Mathmatitian Rejoice!!
 

This has been an unusually productive time in recreational mathematics.

1. It appears that the 40th Mersenne Prime has been discovered:

http://www.mersenne.org/prime.htm

2. And we now know that there are no magic knight's tours of a chessboard, a
150-year old problem:

http://mathworld.wolfram.com/news/20...06/magictours/

3. And the world's oldest math problem,*the Loculus of Archimedes*, has been solved:

http://www.maa.org/editorial/mathgam..._11_17_03.html

Very interesting that within a fairly recent time span three fairly significant discoveries have been made. Just goes to show that the field of mathematics still has lots of life left in it, in terms of discovering new things and proving old theorems.

Also shows how heavily we rely on computers to aid us in mathematics - each of those 3 were solved with computers.

math will never run out of things to study. the only thing that would kill math is if people stopped caring about it.

and the avid recreational math fan shouldn't despair thinking that math is only composed of mammoth old theorems and metasystems that need a PhD to even read about. there's LOTS of small and accessible problems that can be worked on. and if there isn't one you like, make up your own.

Wow. I was never good at even intermediate algebra, so I'm impressed.

What amazes me is that someone thought this crap up....a long time ago. I can't even begin to imagine how to solve it, much less able to think the original problem up!

Well number two isn't really that big a deal is it? Anyone could have enumerated the combinations and checked each one. It didn't even require that much computing power. It could have been done with technology available many years ago.
I would say the same for number 3 also. The only real challenge seems to be number 1.

This is very interesting, do any of you know of any websites with interesting problems designed for the high school/collegiate level?

and yet, the first one is being solved just the same as the last two were...

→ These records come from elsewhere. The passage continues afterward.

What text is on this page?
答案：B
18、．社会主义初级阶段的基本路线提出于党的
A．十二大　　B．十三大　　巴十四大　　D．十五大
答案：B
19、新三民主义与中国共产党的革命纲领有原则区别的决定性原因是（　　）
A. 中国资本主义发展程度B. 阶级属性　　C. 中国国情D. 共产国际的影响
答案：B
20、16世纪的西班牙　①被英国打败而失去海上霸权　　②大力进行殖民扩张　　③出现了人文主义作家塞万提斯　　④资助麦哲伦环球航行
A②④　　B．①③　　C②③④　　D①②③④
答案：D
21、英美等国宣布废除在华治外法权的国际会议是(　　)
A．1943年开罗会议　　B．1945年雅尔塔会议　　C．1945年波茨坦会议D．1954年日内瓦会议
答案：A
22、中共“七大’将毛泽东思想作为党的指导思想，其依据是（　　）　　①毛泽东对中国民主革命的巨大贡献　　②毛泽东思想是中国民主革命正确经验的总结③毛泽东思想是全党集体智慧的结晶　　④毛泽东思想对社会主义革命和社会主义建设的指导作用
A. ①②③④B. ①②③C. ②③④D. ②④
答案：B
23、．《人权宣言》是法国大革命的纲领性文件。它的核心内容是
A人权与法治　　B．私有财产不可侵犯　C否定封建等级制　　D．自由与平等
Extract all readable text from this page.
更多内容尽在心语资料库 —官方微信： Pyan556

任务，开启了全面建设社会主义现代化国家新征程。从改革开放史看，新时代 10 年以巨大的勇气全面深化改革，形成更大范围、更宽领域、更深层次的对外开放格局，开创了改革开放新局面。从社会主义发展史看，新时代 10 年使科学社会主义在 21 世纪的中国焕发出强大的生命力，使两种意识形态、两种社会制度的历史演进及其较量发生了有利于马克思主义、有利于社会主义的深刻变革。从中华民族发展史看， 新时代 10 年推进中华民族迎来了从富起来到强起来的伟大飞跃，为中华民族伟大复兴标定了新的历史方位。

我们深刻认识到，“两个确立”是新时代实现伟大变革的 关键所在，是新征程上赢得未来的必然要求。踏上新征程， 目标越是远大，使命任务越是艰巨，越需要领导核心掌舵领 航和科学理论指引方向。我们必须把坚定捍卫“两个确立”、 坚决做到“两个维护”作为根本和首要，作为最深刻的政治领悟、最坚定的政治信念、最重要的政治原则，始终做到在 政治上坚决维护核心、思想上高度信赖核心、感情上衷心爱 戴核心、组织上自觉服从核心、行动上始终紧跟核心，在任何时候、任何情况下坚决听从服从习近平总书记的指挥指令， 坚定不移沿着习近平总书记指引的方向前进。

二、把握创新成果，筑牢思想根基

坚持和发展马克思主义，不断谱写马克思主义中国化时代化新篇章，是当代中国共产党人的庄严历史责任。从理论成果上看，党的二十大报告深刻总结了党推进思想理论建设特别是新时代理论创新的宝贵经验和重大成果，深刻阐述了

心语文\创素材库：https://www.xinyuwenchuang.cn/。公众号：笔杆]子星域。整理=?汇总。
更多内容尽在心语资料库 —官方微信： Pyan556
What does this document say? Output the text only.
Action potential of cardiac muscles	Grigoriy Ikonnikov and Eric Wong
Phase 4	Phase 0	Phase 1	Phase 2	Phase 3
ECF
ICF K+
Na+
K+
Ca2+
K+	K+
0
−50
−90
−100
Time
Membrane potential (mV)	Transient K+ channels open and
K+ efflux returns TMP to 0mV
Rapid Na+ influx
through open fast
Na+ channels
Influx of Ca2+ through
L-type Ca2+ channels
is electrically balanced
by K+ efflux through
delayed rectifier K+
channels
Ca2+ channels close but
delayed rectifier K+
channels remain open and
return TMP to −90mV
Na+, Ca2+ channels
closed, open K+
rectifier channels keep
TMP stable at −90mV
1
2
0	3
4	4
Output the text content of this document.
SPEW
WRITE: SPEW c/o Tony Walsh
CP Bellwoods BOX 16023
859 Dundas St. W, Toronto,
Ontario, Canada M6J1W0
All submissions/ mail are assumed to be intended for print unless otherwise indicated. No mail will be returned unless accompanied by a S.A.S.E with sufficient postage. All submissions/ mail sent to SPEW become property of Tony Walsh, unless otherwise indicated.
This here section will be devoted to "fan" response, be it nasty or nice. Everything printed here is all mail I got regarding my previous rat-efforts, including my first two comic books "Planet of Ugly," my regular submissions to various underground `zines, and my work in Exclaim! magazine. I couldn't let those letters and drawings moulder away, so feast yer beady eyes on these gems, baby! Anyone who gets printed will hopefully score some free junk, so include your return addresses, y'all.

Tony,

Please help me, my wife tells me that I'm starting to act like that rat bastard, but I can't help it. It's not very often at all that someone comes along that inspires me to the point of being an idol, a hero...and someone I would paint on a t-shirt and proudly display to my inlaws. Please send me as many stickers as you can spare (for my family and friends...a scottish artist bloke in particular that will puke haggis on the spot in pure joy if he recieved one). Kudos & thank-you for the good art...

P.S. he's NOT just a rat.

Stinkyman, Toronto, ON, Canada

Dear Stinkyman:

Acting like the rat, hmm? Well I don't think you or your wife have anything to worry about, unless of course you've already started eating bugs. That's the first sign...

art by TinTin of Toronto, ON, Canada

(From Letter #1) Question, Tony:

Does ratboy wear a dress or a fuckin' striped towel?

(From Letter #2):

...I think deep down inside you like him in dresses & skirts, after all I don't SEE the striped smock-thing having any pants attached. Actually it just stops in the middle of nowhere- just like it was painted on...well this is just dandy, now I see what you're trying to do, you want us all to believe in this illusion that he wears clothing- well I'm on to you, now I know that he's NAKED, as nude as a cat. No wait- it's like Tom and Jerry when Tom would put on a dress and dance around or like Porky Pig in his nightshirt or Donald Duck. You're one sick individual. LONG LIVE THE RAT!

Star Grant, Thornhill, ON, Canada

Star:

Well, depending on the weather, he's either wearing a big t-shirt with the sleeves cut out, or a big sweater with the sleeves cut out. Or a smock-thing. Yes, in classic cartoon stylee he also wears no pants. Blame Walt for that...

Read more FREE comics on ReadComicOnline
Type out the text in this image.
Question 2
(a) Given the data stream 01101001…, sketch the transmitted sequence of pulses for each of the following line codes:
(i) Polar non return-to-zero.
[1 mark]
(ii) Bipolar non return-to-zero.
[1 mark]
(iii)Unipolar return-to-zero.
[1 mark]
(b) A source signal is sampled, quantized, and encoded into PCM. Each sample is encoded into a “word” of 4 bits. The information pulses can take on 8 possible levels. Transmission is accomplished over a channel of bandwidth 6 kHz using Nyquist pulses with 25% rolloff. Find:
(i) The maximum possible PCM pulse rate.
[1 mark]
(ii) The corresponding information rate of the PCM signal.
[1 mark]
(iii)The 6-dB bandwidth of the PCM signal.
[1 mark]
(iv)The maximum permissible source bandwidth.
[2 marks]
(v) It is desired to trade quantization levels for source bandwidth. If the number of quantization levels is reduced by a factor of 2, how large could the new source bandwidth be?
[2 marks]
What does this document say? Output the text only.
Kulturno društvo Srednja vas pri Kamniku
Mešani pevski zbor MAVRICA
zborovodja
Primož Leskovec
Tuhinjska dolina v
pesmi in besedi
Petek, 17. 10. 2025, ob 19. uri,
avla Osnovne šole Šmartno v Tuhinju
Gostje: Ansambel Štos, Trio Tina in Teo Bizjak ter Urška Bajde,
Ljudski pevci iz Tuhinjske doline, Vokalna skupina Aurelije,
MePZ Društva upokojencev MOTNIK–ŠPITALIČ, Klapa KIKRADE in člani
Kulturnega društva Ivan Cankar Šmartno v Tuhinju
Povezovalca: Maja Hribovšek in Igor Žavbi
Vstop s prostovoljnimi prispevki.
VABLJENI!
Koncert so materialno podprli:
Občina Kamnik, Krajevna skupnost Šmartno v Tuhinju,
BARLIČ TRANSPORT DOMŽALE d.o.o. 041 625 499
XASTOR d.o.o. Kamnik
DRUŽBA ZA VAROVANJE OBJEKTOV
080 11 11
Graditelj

well, if pc's weren't so popular it wouldn't have happened. just like many great discoveries, it sometimes happens by accident. Just because it's accidental or technology driven does not make it less signaficant

In a way it does. Using a computer to solve a problem by an exhaustive search is donkey work. They could at least have tried some sort of heuristic search. The best solutions of these sort of problems are when someone comes up with an elegant formal proof, because if it's something that hasn't been solved for ages, it's more likely to require the development of some new mathematical technique. New techniques can have a far broader-ranging impact than just solving the puzzle itself, thus making such proofs far more significant.

Interesting to see anyways.

ya.. no one has been able to find any formal proves regarding prime and perfect numbers. we are all waiting for it... but a development of a whole new branch/system or langauge of number theory would be neccessary to do it. Since Godel already proved there is not system powerful enough to encompass it all... we need someoen specific enough to prove it... but within the power of discovered systems. i mean, Euclid did prove tehre are infinite primes, but the problem is no one can prove an equation that gives you. Furthermore, no one has yet proved there are infinite perfect numbers or the existance of odd perfect number.... ahhh who needs science when there is so much to explore in math? :P

You can't compare the methods in the last two to the first one.
There is a couple orders of magnitude difference in computing power between the problems.

The first one could NOT (unless you have the secret to uber long living) have been solved by the technology available a few decades ago.

Yes, but that still means that the problem has only been solvable because of technological progress, it has not, in itself, driven any kind of progress or discovery

sure it has, algorithm efficiency plays a big role in cutting down the number of cases to check. there is math involved in finding out the best way to approach a brute force attack. this does open up new possibilities.

you got me there.

There were no new algorithms developed to solve these problems.

Any mathemetician or programmer knows how it is improbable (really impossible) to find large prime numbers efficiently. If an algorithm had been developed it would be some big ass news because modern cryptography would be ruined.

Number 2:"Bill Cutler used a computer program to enumerate all solutions."

Number 3:"This longstanding open problem has now been settled in the negative by an exhaustive computer enumeration of all possibilities."

Enumeration isn't an efficient way of doing things and anyone could have done it years ago, they just would have taken forever to get the results.

In the case of prime numbers you would have to wait a few hundred (thousand?) years on a 486.